Il fenomeno delle false partite IVA e collaborazioni.
Le cosi dette “false partite iva” rappresentano un fenomeno sempre di attualità. Con tale termine si vuole definire non un’attività che è inesistente perché non censita dall’anagrafe tributaria dell’Agenzia delle entrate, bensì un’impresa o un lavoratore autonomo che sono regolarmente costituiti, assolvono gli adempimenti richiesti e dovrebbero versano le imposte restando, tuttavia, la loro posizione carente dei requisiti tipici del lavoro autonomo.
In materia di diritto del lavoro, infatti, per distinguere il lavoro autonomo da quello dipendente, prevale senza alcun dubbio la “modalità effettiva” tramite la quale si svolge la collaborazione, e non la “forma” che le parti le vorrebbero attribuire tramite accordi che rimangono meramente sulla carta.

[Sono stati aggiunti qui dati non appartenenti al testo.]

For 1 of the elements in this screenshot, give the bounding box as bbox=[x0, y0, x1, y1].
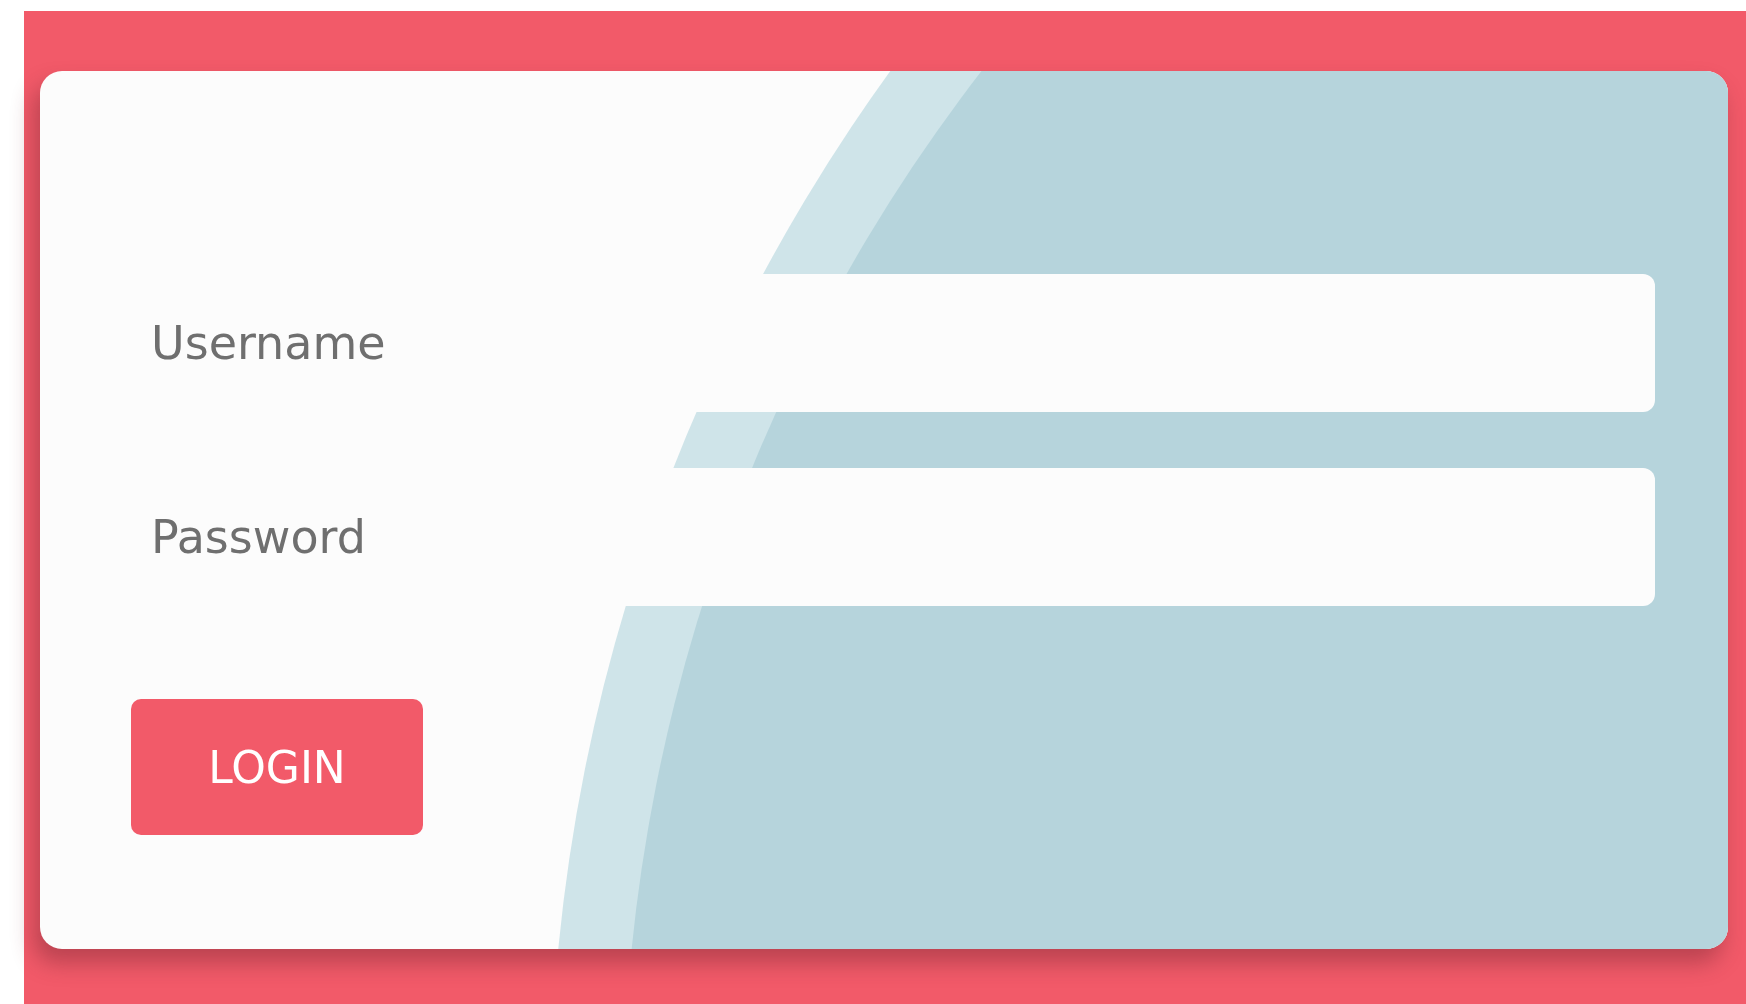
login-button[interactable]: LOGIN bbox=[131, 699, 423, 835]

È prassi diffusa che l’imprenditore o il committente facciano “firmare” alla “falsa partita iva” accordi nei quali si ripete, in più di un’occasione, l’intenzione dei contraenti di concludere un contratto dove sia fissata l’autonomia del lavoratore, ma che nelle vicende di tutti i giorni sono di ben altro tipo; questi accordi sono approvati dal collaboratore in quanto sono descritti come la sola modalità per poter prestare la propria opera, manuale e/o intellettuale, a favore dell’organizzazione committente.

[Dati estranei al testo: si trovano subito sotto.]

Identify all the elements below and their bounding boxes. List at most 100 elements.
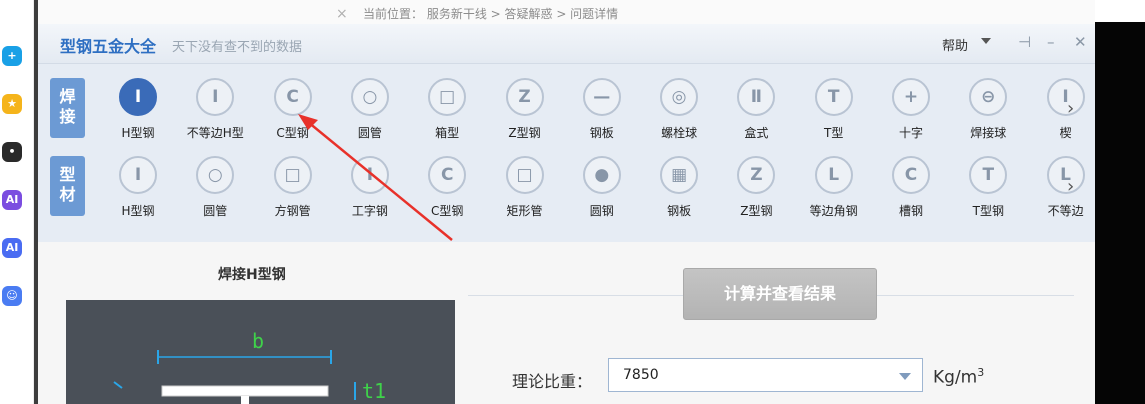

Il collaboratore non deve dubitare che il mero fatto di averli accettati “sani” in qualche modo una situazione illegittima.
L’articolo 2094 del codice civile, prevede che “è prestatore di lavoro subordinato chi si obbliga mediante retribuzione a collaborare nell’impresa, prestando il proprio lavoro intellettuale o manuale alle dipendenze e sotto la direzione dell’imprenditore”.
Non ha rilevanza il fatto che la remunerazione sia corrisposta tramite l’emissione di una fattura, né tantomeno che sia pattuito nel contratto che si tratta di una collaborazione di carattere autonomo o, ancora peggio, ove non venga fatto stipulare nessun contratto, basando tutto su accordi verbali.
Il modo di svolgimento di queste presunte “collaborazioni professionali”, attuate tramite partita iva, sono connaturate, nella realtà, per essere:
1-Esclusivamente personali, senza impiego di attrezzature personali e di costi relativi al servizio da svolgere da parte del collaboratore;
2-Continuative, protraendosi a tempo indeterminato nell’interesse del committente;
3- Etero dirette, caratteristica che frequentemente si manifesta con l’imposizione da parte del “datore di lavoro” dei modi di esecuzione delle prestazioni, ravvisandosi in tal modo l’integrazione e lo stabile inserimento nell’organizzazione del datore di lavoro; le prestazioni sono eseguite su “ordine” del committente;
4- Svolte in regime di mono committenza, con fatture e compensi erogati su base oraria dal datore di lavoro e spesso solo in modo fittizio “intervallato” da fatture a terzi che nella realtà sono clienti del datore di lavoro e non del collaboratore;
5- Potere disciplinare del committente, il quale può applicare multe al collaboratore ove questo non osservi gli obblighi di fedeltà, obbedienza e diligenza.
Questi tipi di collaborazione, anche se riflettono solo alcuni caratteri di quanto descritto, non possono considerarsi genuine.
Il prestatore d’opera ha diritto a vedersi riqualificare il rapporto di lavoro instaurato da autonomo a subordinato, con le conseguenze che ne possono discendere, la cui entità potrebbe essere molto gravosa per il datore di lavoro.